Two weeks ago, when I wrote about Bayesian Thinking in Growth, I committed a cardinal sin: being too conceptual without practical application. See, models help you understand and apply the right approach to the right problem. But when you're too conceptual, it becomes abstract and not applicable. Let me correct that.
The essential idea behind Bayesian experimentation
To quickly recap, the groundbreaking concept of Bayesian testing, as opposed to Frequentist testing, is to use the information you already have to test more accurately. Imagine you want to score a 3 pointer in basketball with your back facing the rim. The Frequentist thinks, "if I throw the ball at an angle of X, the chance of scoring is Y." The Bayesian thinks, "based on my previous throws, my angle likely has to be between Y and Z to score." Frequentists look at experiments in an isolated fashion; Bayesians take context into account.
Bayes' Theorem is P(B|A) = P(A|B) x P(B) / P(A). You want to find the likelihood of A (ball hits the basket), given B's likelihood (previous throws that hit the basket). That's the same as the likelihood of B based on A (the angle that led previous balls to hit the basket), multiplied with the likelihood of A (the ball will hit the basket), in relation to the likelihood of B (previous balls hit the basket).
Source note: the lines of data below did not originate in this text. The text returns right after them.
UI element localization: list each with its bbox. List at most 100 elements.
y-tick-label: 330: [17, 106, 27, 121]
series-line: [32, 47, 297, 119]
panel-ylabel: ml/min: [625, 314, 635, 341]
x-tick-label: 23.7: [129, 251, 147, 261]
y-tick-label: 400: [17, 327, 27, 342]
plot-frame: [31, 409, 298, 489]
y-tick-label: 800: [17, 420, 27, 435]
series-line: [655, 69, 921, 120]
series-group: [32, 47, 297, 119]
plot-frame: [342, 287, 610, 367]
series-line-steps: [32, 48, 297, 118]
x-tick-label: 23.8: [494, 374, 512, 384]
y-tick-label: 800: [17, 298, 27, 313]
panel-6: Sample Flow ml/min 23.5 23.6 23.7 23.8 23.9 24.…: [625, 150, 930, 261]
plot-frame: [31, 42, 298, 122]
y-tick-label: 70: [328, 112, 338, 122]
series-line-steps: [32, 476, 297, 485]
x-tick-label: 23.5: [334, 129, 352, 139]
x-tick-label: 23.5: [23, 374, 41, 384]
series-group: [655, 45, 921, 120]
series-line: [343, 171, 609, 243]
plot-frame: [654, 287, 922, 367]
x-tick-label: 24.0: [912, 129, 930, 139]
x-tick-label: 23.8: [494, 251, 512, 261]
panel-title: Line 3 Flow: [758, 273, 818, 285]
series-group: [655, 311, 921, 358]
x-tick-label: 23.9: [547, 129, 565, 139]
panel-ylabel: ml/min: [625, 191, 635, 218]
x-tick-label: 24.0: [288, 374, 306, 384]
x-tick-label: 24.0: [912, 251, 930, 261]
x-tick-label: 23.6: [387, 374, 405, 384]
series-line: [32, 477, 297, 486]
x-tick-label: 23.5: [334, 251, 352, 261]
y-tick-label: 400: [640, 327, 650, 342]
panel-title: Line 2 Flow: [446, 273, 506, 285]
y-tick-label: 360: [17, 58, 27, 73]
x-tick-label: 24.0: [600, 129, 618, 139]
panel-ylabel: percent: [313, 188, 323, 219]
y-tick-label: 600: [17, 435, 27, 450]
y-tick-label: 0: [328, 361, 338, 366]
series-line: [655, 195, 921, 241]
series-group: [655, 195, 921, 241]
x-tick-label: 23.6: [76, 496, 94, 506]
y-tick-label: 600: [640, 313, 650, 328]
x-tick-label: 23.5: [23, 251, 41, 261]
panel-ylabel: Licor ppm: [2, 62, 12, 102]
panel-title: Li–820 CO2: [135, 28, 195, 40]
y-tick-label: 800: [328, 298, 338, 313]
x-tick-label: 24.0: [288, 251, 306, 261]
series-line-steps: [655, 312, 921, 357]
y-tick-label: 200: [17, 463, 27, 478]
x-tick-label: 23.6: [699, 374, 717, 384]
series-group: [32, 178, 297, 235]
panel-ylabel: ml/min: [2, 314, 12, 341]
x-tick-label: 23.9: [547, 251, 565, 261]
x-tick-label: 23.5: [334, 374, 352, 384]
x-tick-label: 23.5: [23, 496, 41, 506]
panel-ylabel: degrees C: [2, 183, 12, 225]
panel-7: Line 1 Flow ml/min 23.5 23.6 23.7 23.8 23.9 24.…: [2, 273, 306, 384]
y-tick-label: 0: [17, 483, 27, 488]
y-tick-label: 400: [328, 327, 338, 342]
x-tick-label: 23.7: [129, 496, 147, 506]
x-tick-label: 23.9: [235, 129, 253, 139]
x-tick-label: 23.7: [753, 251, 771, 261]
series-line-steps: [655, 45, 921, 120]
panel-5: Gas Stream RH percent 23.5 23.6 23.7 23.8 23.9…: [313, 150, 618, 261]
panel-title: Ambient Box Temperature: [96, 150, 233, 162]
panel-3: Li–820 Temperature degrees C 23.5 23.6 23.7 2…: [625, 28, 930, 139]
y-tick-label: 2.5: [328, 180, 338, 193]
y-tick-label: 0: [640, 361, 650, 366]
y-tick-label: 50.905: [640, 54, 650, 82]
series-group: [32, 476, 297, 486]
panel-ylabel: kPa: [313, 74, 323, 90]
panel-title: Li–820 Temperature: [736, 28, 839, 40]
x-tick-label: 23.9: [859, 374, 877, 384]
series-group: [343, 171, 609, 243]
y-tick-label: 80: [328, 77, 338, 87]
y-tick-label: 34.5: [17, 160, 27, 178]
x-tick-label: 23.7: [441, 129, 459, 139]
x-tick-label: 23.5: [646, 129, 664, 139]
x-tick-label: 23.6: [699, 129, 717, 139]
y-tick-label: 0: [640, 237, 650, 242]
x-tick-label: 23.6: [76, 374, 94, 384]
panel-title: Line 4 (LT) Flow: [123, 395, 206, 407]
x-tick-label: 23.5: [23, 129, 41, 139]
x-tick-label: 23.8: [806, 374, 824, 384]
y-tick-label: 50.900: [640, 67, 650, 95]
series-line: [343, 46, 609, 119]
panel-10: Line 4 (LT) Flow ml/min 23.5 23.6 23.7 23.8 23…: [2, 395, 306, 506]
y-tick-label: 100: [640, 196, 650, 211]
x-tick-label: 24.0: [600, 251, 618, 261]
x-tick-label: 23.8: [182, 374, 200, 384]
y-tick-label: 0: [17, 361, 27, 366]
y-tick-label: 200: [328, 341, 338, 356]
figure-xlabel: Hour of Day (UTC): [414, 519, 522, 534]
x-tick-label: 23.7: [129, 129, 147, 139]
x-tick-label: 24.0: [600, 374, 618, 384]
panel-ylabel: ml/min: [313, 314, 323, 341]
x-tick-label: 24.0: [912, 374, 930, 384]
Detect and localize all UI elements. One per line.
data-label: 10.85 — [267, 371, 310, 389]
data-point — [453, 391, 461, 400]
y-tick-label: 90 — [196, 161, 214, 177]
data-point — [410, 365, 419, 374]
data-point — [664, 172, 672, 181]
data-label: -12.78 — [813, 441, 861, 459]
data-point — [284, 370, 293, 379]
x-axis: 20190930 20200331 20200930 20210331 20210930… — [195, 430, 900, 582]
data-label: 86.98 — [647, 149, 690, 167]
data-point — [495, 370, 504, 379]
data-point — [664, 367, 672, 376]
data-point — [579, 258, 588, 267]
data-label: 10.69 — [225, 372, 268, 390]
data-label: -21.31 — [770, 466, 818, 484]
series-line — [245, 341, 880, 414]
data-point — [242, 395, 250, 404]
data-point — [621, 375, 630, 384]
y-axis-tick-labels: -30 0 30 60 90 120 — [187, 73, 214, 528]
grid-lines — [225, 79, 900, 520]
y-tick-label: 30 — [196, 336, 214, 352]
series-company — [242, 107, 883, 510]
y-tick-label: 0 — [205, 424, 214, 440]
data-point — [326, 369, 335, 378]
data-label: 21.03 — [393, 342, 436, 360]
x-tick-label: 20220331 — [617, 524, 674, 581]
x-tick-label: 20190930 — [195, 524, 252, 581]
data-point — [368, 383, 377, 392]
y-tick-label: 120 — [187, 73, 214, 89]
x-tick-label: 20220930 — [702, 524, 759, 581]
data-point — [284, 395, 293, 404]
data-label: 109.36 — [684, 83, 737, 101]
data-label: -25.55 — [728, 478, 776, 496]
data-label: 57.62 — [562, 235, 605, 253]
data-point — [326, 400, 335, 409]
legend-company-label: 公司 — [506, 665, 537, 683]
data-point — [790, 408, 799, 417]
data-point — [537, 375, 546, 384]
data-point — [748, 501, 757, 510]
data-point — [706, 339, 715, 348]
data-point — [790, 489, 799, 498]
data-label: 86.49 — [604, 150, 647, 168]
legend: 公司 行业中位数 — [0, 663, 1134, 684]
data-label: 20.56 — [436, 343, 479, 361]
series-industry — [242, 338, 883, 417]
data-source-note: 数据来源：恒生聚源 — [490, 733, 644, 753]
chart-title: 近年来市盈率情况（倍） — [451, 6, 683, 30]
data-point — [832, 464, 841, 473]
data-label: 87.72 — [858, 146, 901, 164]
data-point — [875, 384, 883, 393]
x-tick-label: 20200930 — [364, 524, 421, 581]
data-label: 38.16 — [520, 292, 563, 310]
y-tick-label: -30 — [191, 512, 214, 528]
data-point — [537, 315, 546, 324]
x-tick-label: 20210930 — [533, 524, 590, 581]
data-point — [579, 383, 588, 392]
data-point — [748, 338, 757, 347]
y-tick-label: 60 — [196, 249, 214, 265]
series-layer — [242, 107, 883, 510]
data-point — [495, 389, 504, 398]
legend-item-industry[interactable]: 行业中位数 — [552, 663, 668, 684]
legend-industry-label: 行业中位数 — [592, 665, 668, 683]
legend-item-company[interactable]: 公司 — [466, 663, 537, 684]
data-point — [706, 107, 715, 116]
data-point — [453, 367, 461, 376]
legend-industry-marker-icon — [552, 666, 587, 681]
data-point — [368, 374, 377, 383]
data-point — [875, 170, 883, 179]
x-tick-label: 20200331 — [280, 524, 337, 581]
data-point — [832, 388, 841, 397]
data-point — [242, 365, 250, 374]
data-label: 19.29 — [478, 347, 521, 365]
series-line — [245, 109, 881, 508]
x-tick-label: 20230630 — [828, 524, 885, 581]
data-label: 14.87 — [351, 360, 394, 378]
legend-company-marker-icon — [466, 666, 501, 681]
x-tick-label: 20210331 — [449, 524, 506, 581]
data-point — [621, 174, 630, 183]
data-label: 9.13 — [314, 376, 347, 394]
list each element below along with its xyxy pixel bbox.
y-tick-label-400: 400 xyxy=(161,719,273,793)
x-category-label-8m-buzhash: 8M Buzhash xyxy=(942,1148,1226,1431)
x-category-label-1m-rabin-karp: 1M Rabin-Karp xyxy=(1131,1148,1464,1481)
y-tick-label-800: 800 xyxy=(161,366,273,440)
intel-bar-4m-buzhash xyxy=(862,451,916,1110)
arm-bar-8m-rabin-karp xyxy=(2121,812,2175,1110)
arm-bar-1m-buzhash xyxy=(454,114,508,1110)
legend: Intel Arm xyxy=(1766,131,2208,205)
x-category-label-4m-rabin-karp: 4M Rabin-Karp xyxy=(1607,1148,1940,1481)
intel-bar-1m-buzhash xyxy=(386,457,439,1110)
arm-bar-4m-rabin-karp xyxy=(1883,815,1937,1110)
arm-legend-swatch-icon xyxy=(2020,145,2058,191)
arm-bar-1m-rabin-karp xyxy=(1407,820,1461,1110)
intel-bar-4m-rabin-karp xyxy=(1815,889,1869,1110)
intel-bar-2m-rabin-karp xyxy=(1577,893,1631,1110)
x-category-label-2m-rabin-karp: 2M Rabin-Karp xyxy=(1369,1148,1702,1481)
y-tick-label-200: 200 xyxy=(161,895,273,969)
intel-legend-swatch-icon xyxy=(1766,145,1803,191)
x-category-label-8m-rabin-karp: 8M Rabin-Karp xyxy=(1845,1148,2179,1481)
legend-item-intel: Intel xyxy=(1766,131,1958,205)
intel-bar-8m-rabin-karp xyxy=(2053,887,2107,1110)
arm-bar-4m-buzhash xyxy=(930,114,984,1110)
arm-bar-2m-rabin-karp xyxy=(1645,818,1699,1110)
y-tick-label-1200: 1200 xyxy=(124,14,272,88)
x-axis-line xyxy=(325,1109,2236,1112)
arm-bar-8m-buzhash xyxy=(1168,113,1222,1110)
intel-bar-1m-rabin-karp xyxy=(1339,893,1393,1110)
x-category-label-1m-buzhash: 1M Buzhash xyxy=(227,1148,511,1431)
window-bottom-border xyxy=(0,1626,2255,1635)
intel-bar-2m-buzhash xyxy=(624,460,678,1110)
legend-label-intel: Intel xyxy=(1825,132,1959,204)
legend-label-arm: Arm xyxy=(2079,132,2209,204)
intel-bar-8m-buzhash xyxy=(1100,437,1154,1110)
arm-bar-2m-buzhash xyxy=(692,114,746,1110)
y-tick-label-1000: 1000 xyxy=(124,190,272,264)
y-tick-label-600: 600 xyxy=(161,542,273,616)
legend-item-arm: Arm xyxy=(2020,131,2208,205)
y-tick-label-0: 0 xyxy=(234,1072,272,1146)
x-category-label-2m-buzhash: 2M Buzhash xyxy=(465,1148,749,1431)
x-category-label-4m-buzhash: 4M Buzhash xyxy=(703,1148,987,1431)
We humans often do this intuitively: we collect new evidence that helps us iterate toward "the truth." But we don't define an exact number; we think in ranges. The same applies to Bayesian testing: it looks for a probability distribution.
Frequentist A/B testing is trying to prove the "null hypothesis," the current version's performance (of a title or CTA), wrong. In other words, you try to find a "treatment" (or change) that works better than what you currently have. That also means you look for a single number.
Bayesian A/B testing for SEO
A/B tests in SEO are quasi test because they have a sample size of 1: Google. Without randomization, it's not a "truly statistical test". But that's okay. Instead of randomizing users, we randomize the treatment and control for a single user.
You can run quasi a/b tests with a spreadsheet, Python, R, or 3rd party tools like Clickflow, Metaclickpro, SplitSignal, or SEOtesting. But for Bayesian SEO a/b testing, we need to run a so-called "diff in diff" test (difference in difference) that compares the change between control and treatment over time. Two tools can do this for you Searchpilot (I geeked out about that with Will Critchlow on the Tech Bound podcast) and SplitSignal.
Let's run through an example of what that looks like.
First, you need to develop a hypothesis. Let's say, adding your brand twice to the title leads to an increase in organic traffic (not a real example).
Second, you need a "prior", a datapoint indicating where to start, that you can derive either from a previous test you ran or a test someone else ran. Let's take Searchpilot's "brand-in-title" test, which saw a +15% uplift in organic traffic.
The thinking is, "I know adding the brand to my title has a likelihood of showing a +15% uplift, so adding it twice should result in at least +15%, but probably not 100%." I made the range up in this case, but in an actual experiment you calculate it.
Third, you select the URL(s) to test on and define a control group. For the diff-in-diff to be valid, you need to pick a control group with a strong traffic correlation with the variant group.
Fifth, revert the treatment to see if it falls back to baseline and validate the hypothesis. If it doesn't, you have a problem. The treatment wasn't the cause of the change. This is also the most forgotten step in SEO testing.
Sixth, look at the marginal organic traffic impact of your treatment URL(s) and define the lift (use this or this calculator). That's where you find out whether the treatment resulted in a traffic uplift and how large that uplift is.
Et voilá! You can keep testing based on new evidence and get closer to the true impact. If, for example, your test shows that the CTR uplift is lower than +15%, you know it's between the number you found and +15%.
That's the basic outline of the test. For the technicalities, check out the dive deeper section.
The higher the impact, the faster you see results
The challenge with testing is the sample size. If you test a page with 1,000 weekly visitors and a 1% conversion rate with two variants that get 500 visitors each, you need to run the test for 6 weeks to detect a change with 72% reliability. In other words, you need a lot of traffic and time to test low-impact treatments. That's why I suggest testing high-impact factors like titles or rich snippets to see quick results and iterate from there.